Ich lag immer noch zusammengerollt in Marcus’ Armen auf der Couch, in eine Decke gewickelt, als er mein Kinn anhob und mich tief küsste. Mein Körper war überall wund – der Arsch rot vom Paddle, die Nippel empfindlich von den Klemmen, die Pussy geschwollen von allem, was er mit mir gemacht hatte. Aber die Nacht war noch nicht vorbei. Draußen war es immer noch dunkel, und ich spürte, wie sein Schwanz wieder hart gegen meinen Schenkel drückte.

„Bereit für die letzte Runde, Elena?“, fragte er mit tiefer, rauer Stimme. „Ich will dich noch tiefer nehmen, bevor ich dich nach Hause lasse.“

Ich nickte, mein Herz raste. „Ja, Sir.

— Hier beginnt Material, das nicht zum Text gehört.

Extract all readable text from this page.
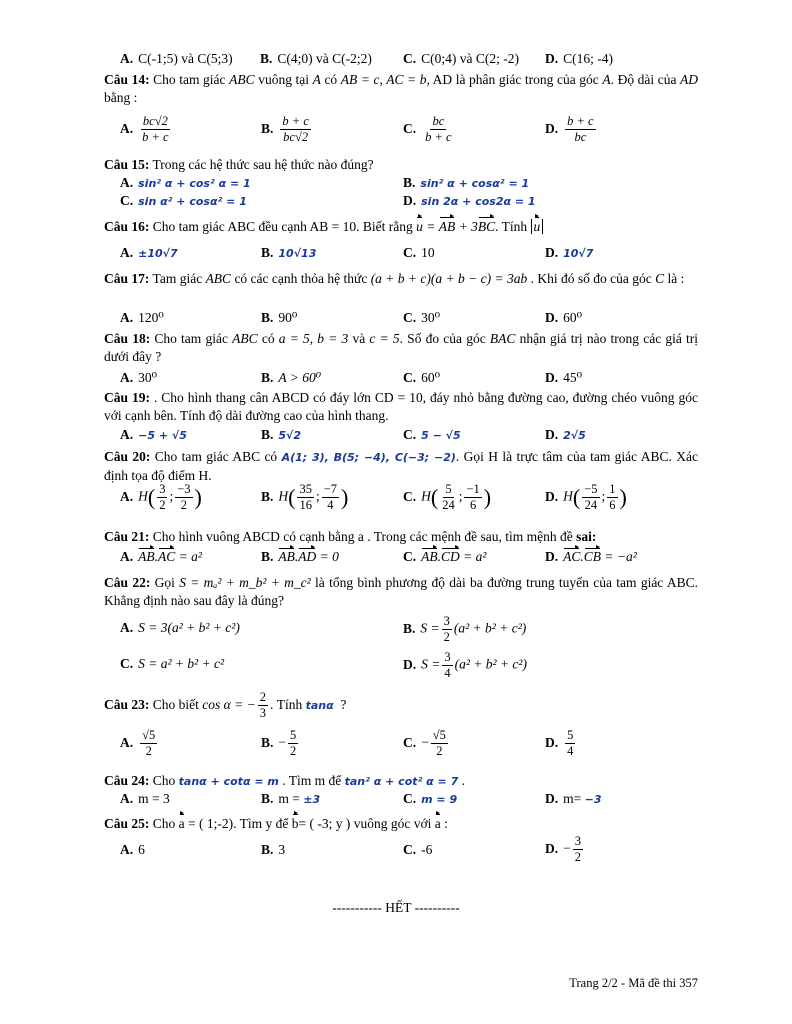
A. C(-1;5) và C(5;3) B. C(4;0) và C(-2;2) C. C(0;4) và C(2; -2) D. C(16; -4)
Câu 14: Cho tam giác ABC vuông tại A có AB = c, AC = b, AD là phân giác trong của góc A. Độ dài của AD bằng :
A. $\frac{bc√2}{b + c}$	B. $\frac{b + c}{bc√2}$	C. $\frac{bc}{b + c}$	D. $\frac{b + c}{bc}$
Câu 15: Trong các hệ thức sau hệ thức nào đúng?
A. sin² α + cos² α = 1	B. sin² α + cosα² = 1
C. sin α² + cosα² = 1	D. sin 2α + cos2α = 1
Câu 16: Cho tam giác ABC đều cạnh AB = 10. Biết rằng u = AB + 3BC. Tính u
A. ±10√7	B. 10√13	C. 10	D. 10√7
Câu 17: Tam giác ABC có các cạnh thỏa hệ thức (a + b + c)(a + b − c) = 3ab . Khi đó số đo của góc C là :
A. 120⁰	B. 90⁰	C. 30⁰	D. 60⁰
Câu 18: Cho tam giác ABC có a = 5, b = 3 và c = 5. Số đo của góc BAC nhận giá trị nào trong các giá trị dưới đây ?
A. 30⁰	B. A > 60⁰	C. 60⁰	D. 45⁰
Câu 19: . Cho hình thang cân ABCD có đáy lớn CD = 10, đáy nhỏ bằng đường cao, đường chéo vuông góc với cạnh bên. Tính độ dài đường cao của hình thang.
A. −5 + √5	B. 5√2	C. 5 − √5	D. 2√5
Câu 20: Cho tam giác ABC có A(1; 3), B(5; −4), C(−3; −2). Gọi H là trực tâm của tam giác ABC. Xác định tọa độ điểm H.
A. $H( \frac{3}{2}$ ; $\frac{-3}{2}$ )	B. $H( \frac{35}{16}$ ; $\frac{-7}{4}$ )	C. $H( \frac{5}{24}$ ; $\frac{-1}{6}$ )	D. $H( \frac{-5}{24}$ ; $\frac{1}{6}$ )
Câu 21: Cho hình vuông ABCD có cạnh bằng a . Trong các mệnh đề sau, tìm mệnh đề sai:
A. AB.AC = a²	B. AB.AD = 0	C. AB.CD = a²	D. AC.CB = −a²
Câu 22: Gọi S = mₐ² + m_b² + m_c² là tổng bình phương độ dài ba đường trung tuyến của tam giác ABC. Khẳng định nào sau đây là đúng?
A. S = 3(a² + b² + c²)	B. $S = \frac{3}{2} (a^2 + b^2 + c^2)$
C. S = a² + b² + c²	D. $S = \frac{3}{4} (a^2 + b^2 + c^2)$
Câu 23: Cho biết cos α = − $\frac{2}{3}$ . Tính tanα ?
A. $\frac{√5}{2}$	B. − $\frac{5}{2}$	C. − $\frac{√5}{2}$	D. $\frac{5}{4}$
Câu 24: Cho tanα + cotα = m . Tìm m để tan² α + cot² α = 7 .
A. m = 3	B. m = ±3	C. m = 9	D. m= −3
Câu 25: Cho a = ( 1;-2). Tìm y để b= ( -3; y ) vuông góc với a :
A. 6	B. 3	C. -6	D. − $\frac{3}{2}$
----------- HẾT ----------
Trang 2/2 - Mã đề thi 357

Ich bin bereit. Ich will heute Nacht alles. Benutze mich, wie du willst.“

Er stand auf und half mir auf die Beine. „Gutes Mädchen. Komm her.“ Er führte mich in die Mitte des Raumes und legte mir volle Fesseln an – die Handgelenke vorne mit Handschellen zusammengebunden, dann an eine Kette gehängt, die von der Decke baumelte, sodass meine Arme hochgezogen waren. Er spreizte meine Beine und legte auch Manschetten um meine Knöchel, sodass ich offen und ausgeliefert dastand.

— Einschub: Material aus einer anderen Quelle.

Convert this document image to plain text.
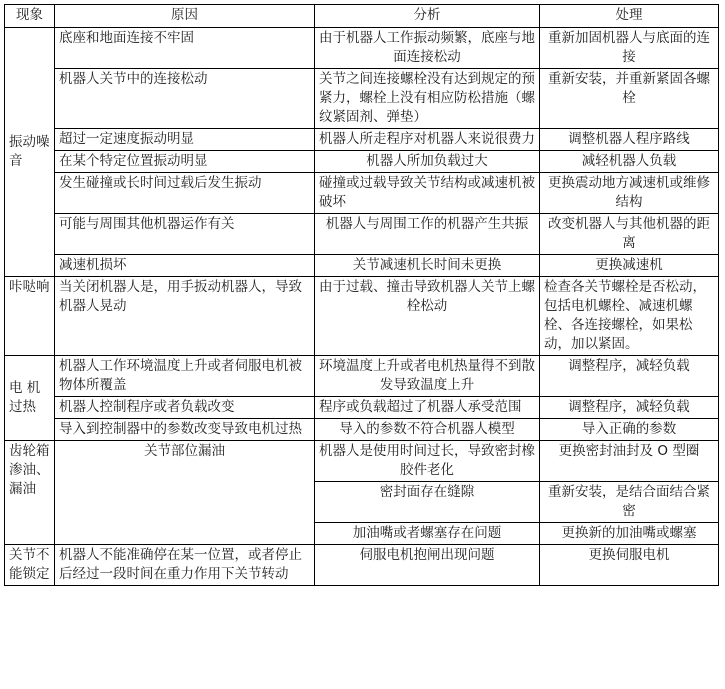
现象	原因	分析	处理
振动噪音	底座和地面连接不牢固	由于机器人工作振动频繁，底座与地面连接松动	重新加固机器人与底面的连接
	机器人关节中的连接松动	关节之间连接螺栓没有达到规定的预紧力，螺栓上没有相应防松措施（螺纹紧固剂、弹垫）	重新安装，并重新紧固各螺栓
	超过一定速度振动明显	机器人所走程序对机器人来说很费力	调整机器人程序路线
	在某个特定位置振动明显	机器人所加负载过大	减轻机器人负载
	发生碰撞或长时间过载后发生振动	碰撞或过载导致关节结构或减速机被破坏	更换震动地方减速机或维修结构
	可能与周围其他机器运作有关	机器人与周围工作的机器产生共振	改变机器人与其他机器的距离
	减速机损坏	关节减速机长时间未更换	更换减速机
咔哒响	当关闭机器人是，用手扳动机器人，导致机器人晃动	由于过载、撞击导致机器人关节上螺栓松动	检查各关节螺栓是否松动，包括电机螺栓、减速机螺栓、各连接螺栓，如果松动，加以紧固。
电 机过热	机器人工作环境温度上升或者伺服电机被物体所覆盖	环境温度上升或者电机热量得不到散发导致温度上升	调整程序，减轻负载
	机器人控制程序或者负载改变	程序或负载超过了机器人承受范围	调整程序，减轻负载
	导入到控制器中的参数改变导致电机过热	导入的参数不符合机器人模型	导入正确的参数
齿轮箱渗油、漏油	关节部位漏油	机器人是使用时间过长，导致密封橡胶件老化	更换密封油封及 O 型圈
		密封面存在缝隙	重新安装，是结合面结合紧密
		加油嘴或者螺塞存在问题	更换新的加油嘴或螺塞
关节不能锁定	机器人不能准确停在某一位置，或者停止后经过一段时间在重力作用下关节转动	伺服电机抱闸出现问题	更换伺服电机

Ich zerrte leicht daran und fühlte mich komplett gefangen. „Fuck… ich kann mich kaum bewegen. Ich bin so hilflos in dieser Position, Sir. Mein ganzer Körper ist wieder für dich zur Schau gestellt.“

Marcus nahm eine kleine Flasche Gleitgel und einen glänzenden schwarzen Butt Plug. „Das ist neu für dich. Dein erster Plug. Atme tief durch und entspann dich für mich.“

Meine Augen wurden groß. „Warte… du steckst das wirklich in meinen Arsch? Das habe ich noch nie gemacht. Wird es wehtun?“

„Am Anfang ein bisschen, aber es wird dir gefallen“, sagte er, verteilte Gleitgel auf dem Plug und meinem engen Loch. „Drück dagegen. Genau so.“

Ich stöhnte, als er den Plug langsam in mich schob. „Ah… er dehnt mich. Es fühlt sich so voll an. Seltsam, aber gut. Ist es das, was du wolltest, Sir? Beide Löcher von mir zu füllen?“

„Ja.“ Er drehte ihn sanft, bis er einrastete. „Jetzt gehörst du wirklich mir.“ Er trat zurück und betrachtete mich – gefesselt und gepluggt – dann griff er nach einem Flogger.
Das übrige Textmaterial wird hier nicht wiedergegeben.